The Council initially contended that the records are exempt under section 26 because of an understanding of confidence between it and An Garda Síochána and also because the Garda are not subject to the FOI Acts. The Council's contention was that the records are exempt under section 26(1)(a) and it also quoted 26(1)(b). As both the Council and the Gardaí accepted Mr. Stokes's preliminary view that this provision does not apply, I do not consider it necessary to consider that section further in this review.
However, I believe it is significant that the Gardaí accepted Mr. Stokes's preliminary views on this issue. This Office has dealt with many cases where public bodies have argued that any information received from An Garda Síochána is confidential and therefore exempt from release under FOI. In my view, the fact that the Gardaí accepted in this case that the records it provided were not confidential reinforces previous decisions of the Information Commissioner in this area (for example case reference number 99449 on this Office's website www.oic.gov.ie). These decisions found that the confidentiality or otherwise of Garda records depends on their content and not on the fact they were sourced from An Garda Síochána.
Section 22(1)(a) provides for the exemption of records that:-
"(a) would be exempt from production in proceedings in a court on the ground of legal professional privilege,
In considering whether the record in question would be exempt from production in a court on the ground of legal professional privilege, I have to ignore the likelihood or otherwise of court proceedings taking place and bear in mind that legal professional privilege resides with the client. The question comes down simply to whether the client, in this case, the Council would succeed in withholding the document on the ground of legal professional privilege in court proceedings.
Legal professional privilege enables the client to maintain the confidentiality of two types of communication:
Having examined the record, I am satisfied that it is a request for legal advice relevant to a possible court case. Accordingly, I am satisfied that it attracts the first strand of legal privilege and I find that it is exempt from release under section 22(1)(a) of the FOI Act.
The Council, in seeking to withhold the records, also quoted section 15 of the Housing (Miscellaneous Provisions) Act, 1997. I am taking it that in doing so the Council was invoking section 32 of the FOI Act.
Section 32(1) provides for the withholding of records where-
(a) the disclosure of the record concerned is prohibited by any enactment (other than a provision specified in column (3) of the Third Schedule of an enactment specified in that Schedule), or
(b) the non-disclosure of the record is authorised by any such enactment in certain circumstances and the case is one in which the head would, pursuant to the enactment, refuse to disclose the record.
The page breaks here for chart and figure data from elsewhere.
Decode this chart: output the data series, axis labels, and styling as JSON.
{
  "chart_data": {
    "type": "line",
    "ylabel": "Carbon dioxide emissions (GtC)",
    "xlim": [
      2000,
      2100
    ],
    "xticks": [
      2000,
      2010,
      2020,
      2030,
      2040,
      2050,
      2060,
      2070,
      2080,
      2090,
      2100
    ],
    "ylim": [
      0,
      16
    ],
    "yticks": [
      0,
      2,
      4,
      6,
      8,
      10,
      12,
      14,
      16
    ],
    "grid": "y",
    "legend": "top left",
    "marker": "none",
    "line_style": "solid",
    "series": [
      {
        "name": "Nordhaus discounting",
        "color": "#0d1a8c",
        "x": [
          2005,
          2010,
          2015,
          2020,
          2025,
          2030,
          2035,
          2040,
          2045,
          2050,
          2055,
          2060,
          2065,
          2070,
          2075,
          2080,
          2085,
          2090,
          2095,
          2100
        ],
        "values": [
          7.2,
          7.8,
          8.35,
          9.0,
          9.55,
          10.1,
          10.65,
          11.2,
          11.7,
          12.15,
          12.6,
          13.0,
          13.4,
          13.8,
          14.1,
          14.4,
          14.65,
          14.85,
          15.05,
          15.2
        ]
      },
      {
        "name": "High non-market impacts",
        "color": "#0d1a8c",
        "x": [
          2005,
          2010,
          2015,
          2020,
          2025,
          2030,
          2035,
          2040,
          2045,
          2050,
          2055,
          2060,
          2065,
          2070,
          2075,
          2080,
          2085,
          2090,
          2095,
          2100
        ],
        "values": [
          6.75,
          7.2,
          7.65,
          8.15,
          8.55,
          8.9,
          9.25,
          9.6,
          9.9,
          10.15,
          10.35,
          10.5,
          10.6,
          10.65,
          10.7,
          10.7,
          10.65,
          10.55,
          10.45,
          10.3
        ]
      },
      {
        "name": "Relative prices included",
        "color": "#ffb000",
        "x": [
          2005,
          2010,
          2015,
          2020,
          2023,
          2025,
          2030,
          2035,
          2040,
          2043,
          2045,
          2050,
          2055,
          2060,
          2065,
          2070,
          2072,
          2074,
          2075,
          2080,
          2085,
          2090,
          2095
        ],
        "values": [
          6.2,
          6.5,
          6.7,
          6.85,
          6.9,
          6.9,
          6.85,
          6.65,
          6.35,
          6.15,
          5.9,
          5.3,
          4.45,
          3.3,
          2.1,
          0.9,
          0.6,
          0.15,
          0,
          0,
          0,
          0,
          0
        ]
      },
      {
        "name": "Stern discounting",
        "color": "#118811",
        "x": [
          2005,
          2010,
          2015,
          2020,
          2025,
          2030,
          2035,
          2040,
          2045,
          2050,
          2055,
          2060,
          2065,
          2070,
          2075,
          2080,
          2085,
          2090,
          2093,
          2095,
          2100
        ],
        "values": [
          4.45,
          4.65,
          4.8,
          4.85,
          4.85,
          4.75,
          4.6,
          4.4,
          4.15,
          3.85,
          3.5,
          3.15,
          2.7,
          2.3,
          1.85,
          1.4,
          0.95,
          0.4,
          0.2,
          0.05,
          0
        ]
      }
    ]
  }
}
Therefore, section 32 provides that any non-disclosure provision in legislation shall supersede the FOI Act unless such a provision is listed in column (3) of the Third Schedule that Act. As section 15 of the Housing (Miscellaneous Provisions) Act, 1997, is not listed in that Schedule, I accept that any provisions in section 15 preventing release of records would supersede the provisions of the FOI Act. I have examined section 15 and am satisfied that it authorises the Council to make relevant enquiries of various named public bodies in relation to persons seeking housing. However, I am also satisfied that there is nothing in its provisions preventing release of records requested under FOI that are relevant to such enquiries. Accordingly, I find that the records are not exempt under 32 of the FOI Act by way of section 15 of the Housing (Miscellaneous Provisions) Act, 1997.
Having carried out a review under section 34(2) of the FOI Act, I hereby annul the decision of the Council and I find that the records should be released.
A party to a review, or any other person affected by a decision of the Information Commissioner following a review, may appeal to the High Court on a point of law arising from the decision. Such an appeal must be initiated not later than eight weeks from the date of this letter.